The Church has often mistakenly treated marriage like some sort of holy grail. We’ve treated it like it’s #GOALS, which is problematic for at least a couple of reasons. First, it makes single people feel like second class citizens in the life of the church. Second, it is an entirely unbiblical notion. In fact, when we look in Scripture, we actually find the opposite to be true. Singleness is set as the standard to aspire to while marriage is the concession.
In our culture (and even in the church at times) one must date to find the right person to reach the holy grail of marriage and a family. If the person you’re dating doesn’t work out then it’s time to find the next one and maybe he or she will be the right one. It’s easy to see how this can become an endless cycle in a culture driven by consumerism.
But in reality, we as Christians should be championing singleness and singles. We shouldn’t be making them feel like second class citizens; we should be putting them on the front lines of ministry. Paul—being single himself—knew this well and was a strong advocate for singleness. In his first letter to the Corinthians, he makes a clear and convincing case on why—if you can—it is better to be single. He says in verses 32-35:
I want you to be free from anxieties. The unmarried man is anxious about the things of the Lord, how to please the Lord. But the married man is anxious about worldly things, how to please his wife, and his interests are divided. And the unmarried or betrothed woman is anxious about the things of the Lord, how to be holy in body and spirit. But the married woman is anxious about worldly things, how to please her husband. I say this for your own benefit, not to lay any restraint upon you, but to promote good order and to secure your undivided devotion to the Lord.
Paul’s argument is that a single person can have their full attention on the Lord. A married person must—and rightly so—worry about their spouse. A single person can devote lots of time to the Lord. A married person must take care of their family. Single people are able to serve God in ways that married people just aren’t able.
When I lived in New Orleans I was single for quite awhile and I can point to that time as the period when I felt the closest in my relationship with the Lord. There were some days where I would literally pray for hours! It’s hard to imagine, I know… But can I just tell you that was an awesome time in my life!? There were times I couldn’t wait to get back to my bedroom to pray. It was amazing. I felt so close to God. Now, as a husband and a dad, I don’t just have hours of free time in my day like that. One of my main concerns in life is taking care of my wife and my two daughters, which of course, is a very important thing for me to do.
Singleness is honestly a gift (vs. 7). It’s not something everyone can or should do. Paul says it is better to marry than to burn with passion (vs. 9). That was definitely the category I fell into and I have been greatly blessed by God through my marriage. But he makes it clear that if one can be single, they should be. “So then he who marries his betrothed does well, and he who refrains from marriage will do even better” (vs. 38).

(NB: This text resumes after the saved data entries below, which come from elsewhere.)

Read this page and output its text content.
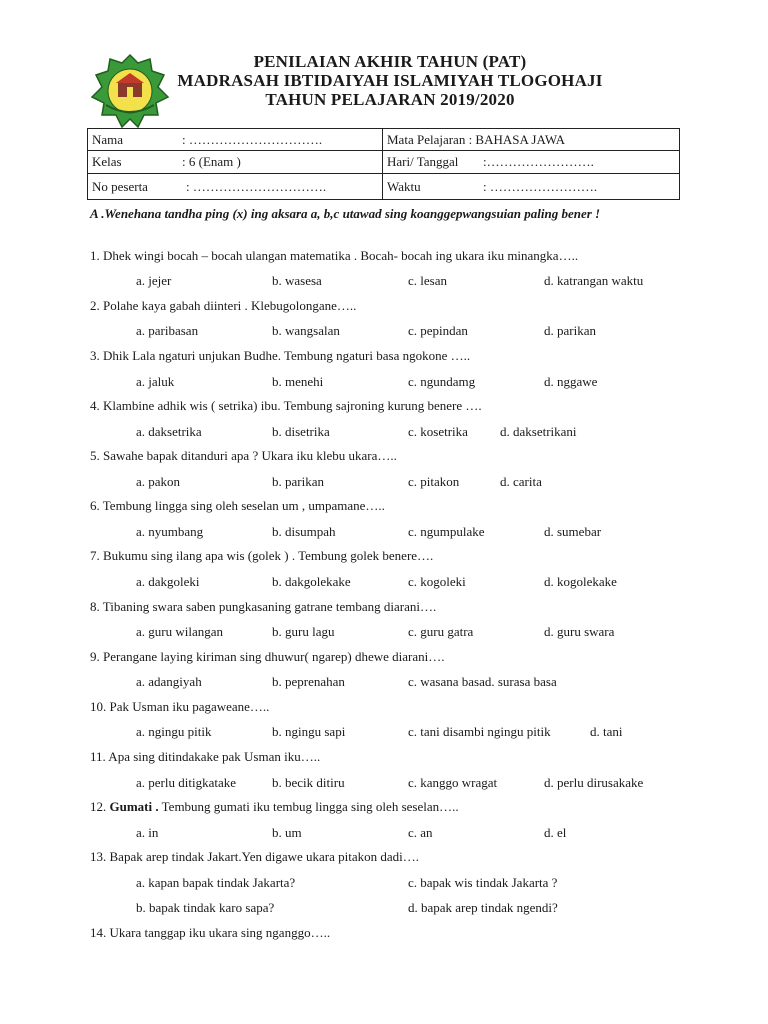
PENILAIAN AKHIR TAHUN (PAT)
MADRASAH IBTIDAIYAH ISLAMIYAH TLOGOHAJI
TAHUN PELAJARAN 2019/2020
Nama : ………………………….	Mata Pelajaran : BAHASA JAWA
Kelas : 6 (Enam )	Hari/ Tanggal :…………………….
No peserta : ………………………….	Waktu : …………………….
A .Wenehana tandha ping (x) ing aksara a, b,c utawad sing koanggepwangsuian paling bener !
1. Dhek wingi bocah – bocah ulangan matematika . Bocah- bocah ing ukara iku minangka…..
a. jejer	b. wasesa	c. lesan	d. katrangan waktu
2. Polahe kaya gabah diinteri . Klebugolongane…..
a. paribasan	b. wangsalan	c. pepindan	d. parikan
3. Dhik Lala ngaturi unjukan Budhe. Tembung ngaturi basa ngokone …..
a. jaluk	b. menehi	c. ngundamg	d. nggawe
4. Klambine adhik wis ( setrika) ibu. Tembung sajroning kurung benere ….
a. daksetrika	b. disetrika	c. kosetrika d. daksetrikani
5. Sawahe bapak ditanduri apa ? Ukara iku klebu ukara…..
a. pakon	b. parikan	c. pitakon	d. carita
6. Tembung lingga sing oleh seselan um , umpamane…..
a. nyumbang	b. disumpah	c. ngumpulake	d. sumebar
7. Bukumu sing ilang apa wis (golek ) . Tembung golek benere….
a. dakgoleki	b. dakgolekake	c. kogoleki	d. kogolekake
8. Tibaning swara saben pungkasaning gatrane tembang diarani….
a. guru wilangan	b. guru lagu	c. guru gatra	d. guru swara
9. Perangane laying kiriman sing dhuwur( ngarep) dhewe diarani….
a. adangiyah	b. peprenahan	c. wasana basad. surasa basa
10. Pak Usman iku pagaweane…..
a. ngingu pitik	b. ngingu sapi	c. tani disambi ngingu pitik	d. tani
11. Apa sing ditindakake pak Usman iku…..
a. perlu ditigkatake	b. becik ditiru	c. kanggo wragat	d. perlu dirusakake
12. Gumati . Tembung gumati iku tembug lingga sing oleh seselan…..
a. in	b. um	c. an	d. el
13. Bapak arep tindak Jakart.Yen digawe ukara pitakon dadi….
a. kapan bapak tindak Jakarta?	c. bapak wis tindak Jakarta ?
b. bapak tindak karo sapa?	d. bapak arep tindak ngendi?
14. Ukara tanggap iku ukara sing nganggo…..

It’s time to champion our singles in the church. It’s time to quit acting like marriage is the holy grail. Marriage is a gift from God, but so is singleness. In fact, Paul makes it clear that singleness is to be preferred. Single people can serve in so many unique and amazing ways. Let’s cheer them on and thank them instead of asking, “Are you dating anybody?”
Paul makes it clear that there’s nothing wrong with marriage and for many people, marriage is good and necessary. More and more, there are many people who aren’t single by choice and desire marriage, but the Lord has not granted it to them yet. For those of you reading this, thank you for serving the Lord in your singleness. I pray you’ll keep pressing on. The Lord knows the desires of your heart and I know many of you know Him as enough and are trusting His goodness day by day. Please keep serving our churches; we are so grateful for you.

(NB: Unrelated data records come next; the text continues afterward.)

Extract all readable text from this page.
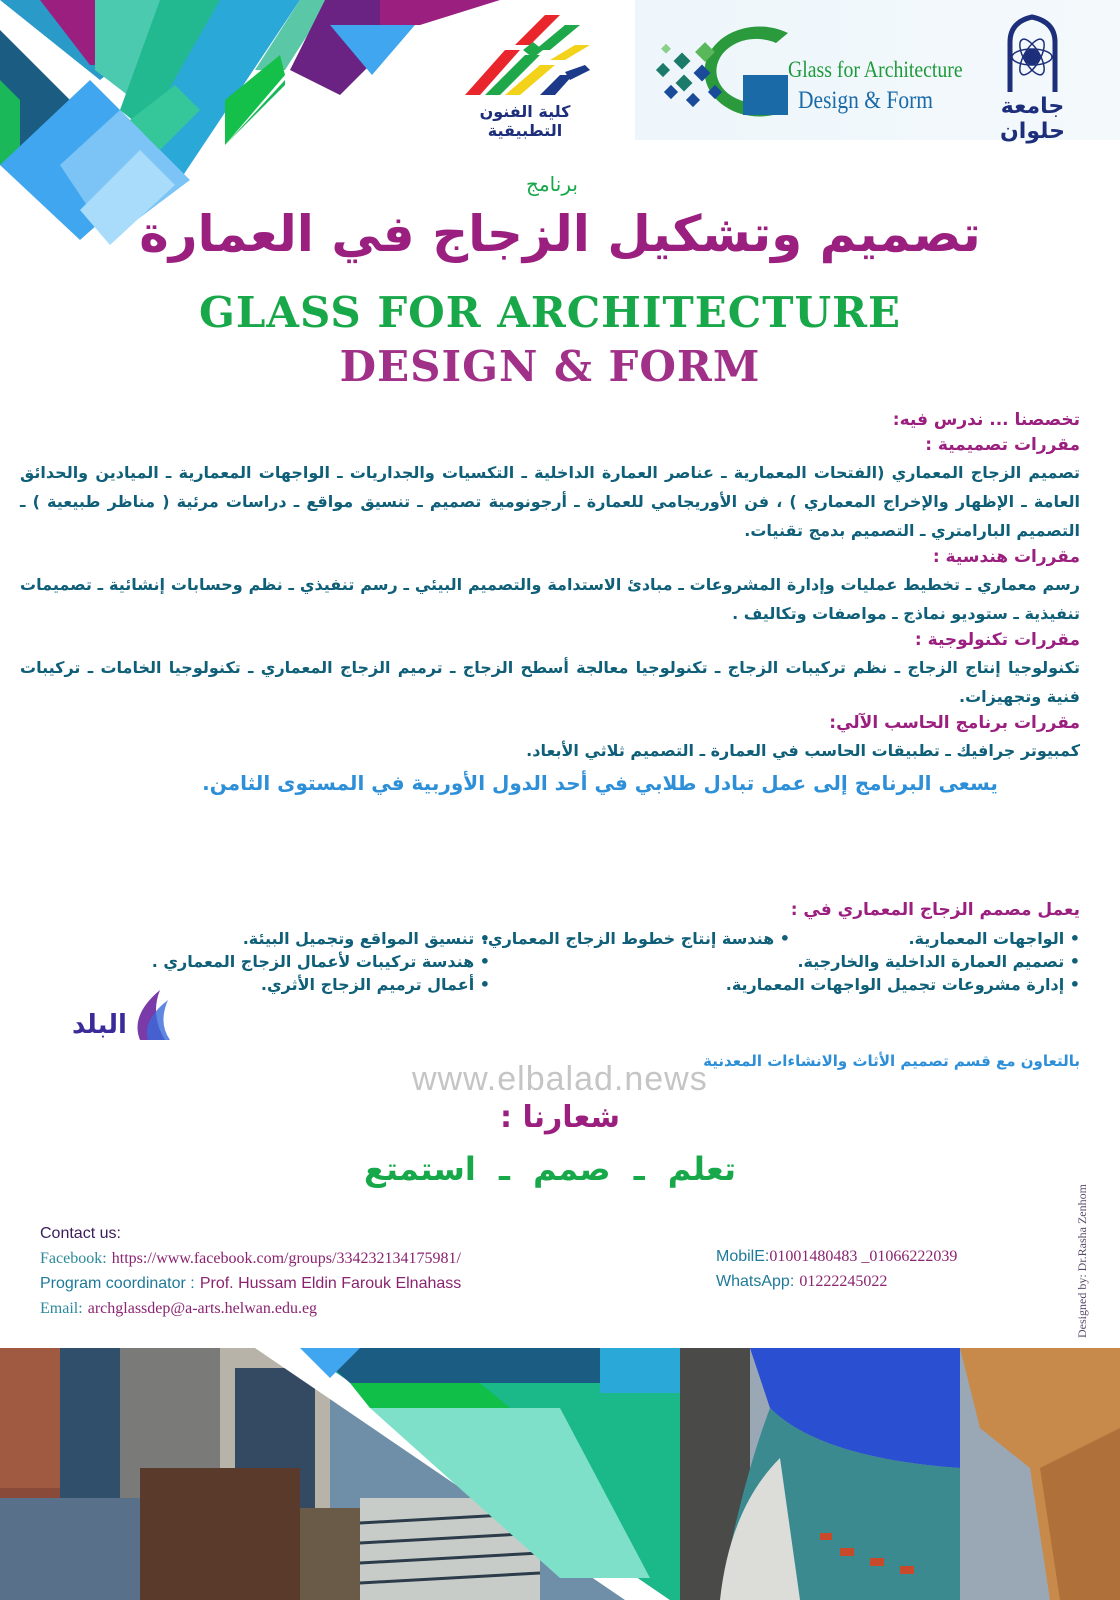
كلية الفنون التطبيقية
Glass for Architecture
Design & Form	جامعة حلوان
برنامج
تصميم وتشكيل الزجاج في العمارة
GLASS FOR ARCHITECTURE
DESIGN & FORM
تخصصنا ... ندرس فيه:
مقررات تصميمية :
تصميم الزجاج المعماري (الفتحات المعمارية ـ عناصر العمارة الداخلية ـ التكسيات والجداريات ـ الواجهات المعمارية ـ الميادين والحدائق العامة ـ الإظهار والإخراج المعماري ) ، فن الأوريجامي للعمارة ـ أرجونومية تصميم ـ تنسيق مواقع ـ دراسات مرئية ( مناظر طبيعية ) ـ التصميم البارامتري ـ التصميم بدمج تقنيات.
مقررات هندسية :
رسم معماري ـ تخطيط عمليات وإدارة المشروعات ـ مبادئ الاستدامة والتصميم البيئي ـ رسم تنفيذي ـ نظم وحسابات إنشائية ـ تصميمات تنفيذية ـ ستوديو نماذج ـ مواصفات وتكاليف .
مقررات تكنولوجية :
تكنولوجيا إنتاج الزجاج ـ نظم تركيبات الزجاج ـ تكنولوجيا معالجة أسطح الزجاج ـ ترميم الزجاج المعماري ـ تكنولوجيا الخامات ـ تركيبات فنية وتجهيزات.
مقررات برنامج الحاسب الآلي:
كمبيوتر جرافيك ـ تطبيقات الحاسب في العمارة ـ التصميم ثلاثي الأبعاد.
يسعى البرنامج إلى عمل تبادل طلابي في أحد الدول الأوربية في المستوى الثامن.
يعمل مصمم الزجاج المعماري في :
• الواجهات المعمارية.
• هندسة إنتاج خطوط الزجاج المعماري.
• تنسيق المواقع وتجميل البيئة.
• تصميم العمارة الداخلية والخارجية.
• هندسة تركيبات لأعمال الزجاج المعماري .
• إدارة مشروعات تجميل الواجهات المعمارية.
• أعمال ترميم الزجاج الأثري.
البلد
www.elbalad.news
بالتعاون مع قسم تصميم الأثاث والانشاءات المعدنية
شعارنا :
تعلم ـ صمم ـ استمتع
Contact us:
Facebook: https://www.facebook.com/groups/334232134175981/
Program coordinator : Prof. Hussam Eldin Farouk Elnahass
Email: archglassdep@a-arts.helwan.edu.eg
MobilE:01001480483 _01066222039
WhatsApp: 01222245022	Designed by: Dr.Rasha Zenhom
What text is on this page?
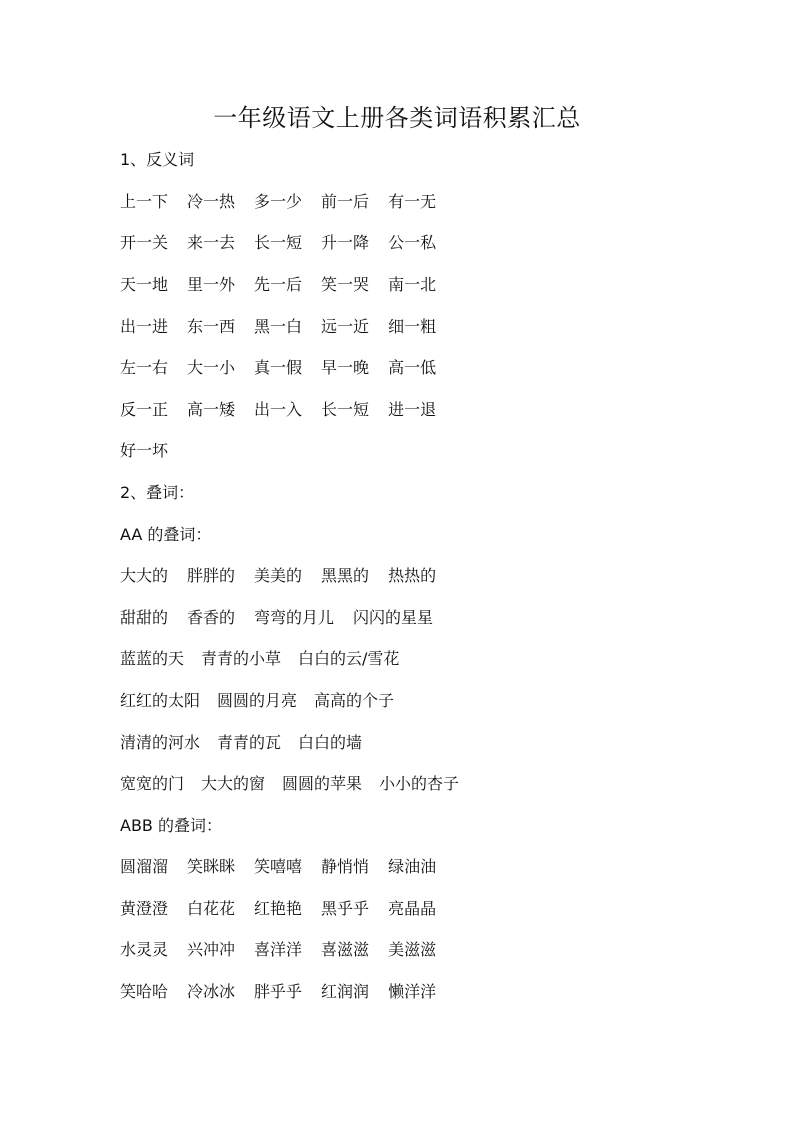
一年级语文上册各类词语积累汇总
1、反义词
上一下 冷一热 多一少 前一后 有一无
开一关 来一去 长一短 升一降 公一私
天一地 里一外 先一后 笑一哭 南一北
出一进 东一西 黑一白 远一近 细一粗
左一右 大一小 真一假 早一晚 高一低
反一正 高一矮 出一入 长一短 进一退
好一坏
2、叠词：
AA 的叠词：
大大的 胖胖的 美美的 黑黑的 热热的
甜甜的 香香的 弯弯的月儿 闪闪的星星
蓝蓝的天 青青的小草 白白的云/雪花
红红的太阳 圆圆的月亮 高高的个子
清清的河水 青青的瓦 白白的墙
宽宽的门 大大的窗 圆圆的苹果 小小的杏子
ABB 的叠词：
圆溜溜 笑眯眯 笑嘻嘻 静悄悄 绿油油
黄澄澄 白花花 红艳艳 黑乎乎 亮晶晶
水灵灵 兴冲冲 喜洋洋 喜滋滋 美滋滋
笑哈哈 冷冰冰 胖乎乎 红润润 懒洋洋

To those young people reading this. Enjoy this single time of your life. Use it to know God intimately and deeply. Use it to serve the church and make your presence known. If marriage is in your future then you will never have another time like this in your life. Our churches need you. Don’t let anyone look down on you because of your youth. You can do big things for God right now!
I wish I knew when I was younger what I know now. I was trying to make all of those girls I dated my savior. I was unfairly setting us both up to fail. I wish I had found satisfaction solely in my Creator. I hope as we begin to quit painting marriage as the holy grail that young people may date less and love the Lord more. I hope singles will be seen as some of our heroes. I hope that we all will glorify and enjoy God more together.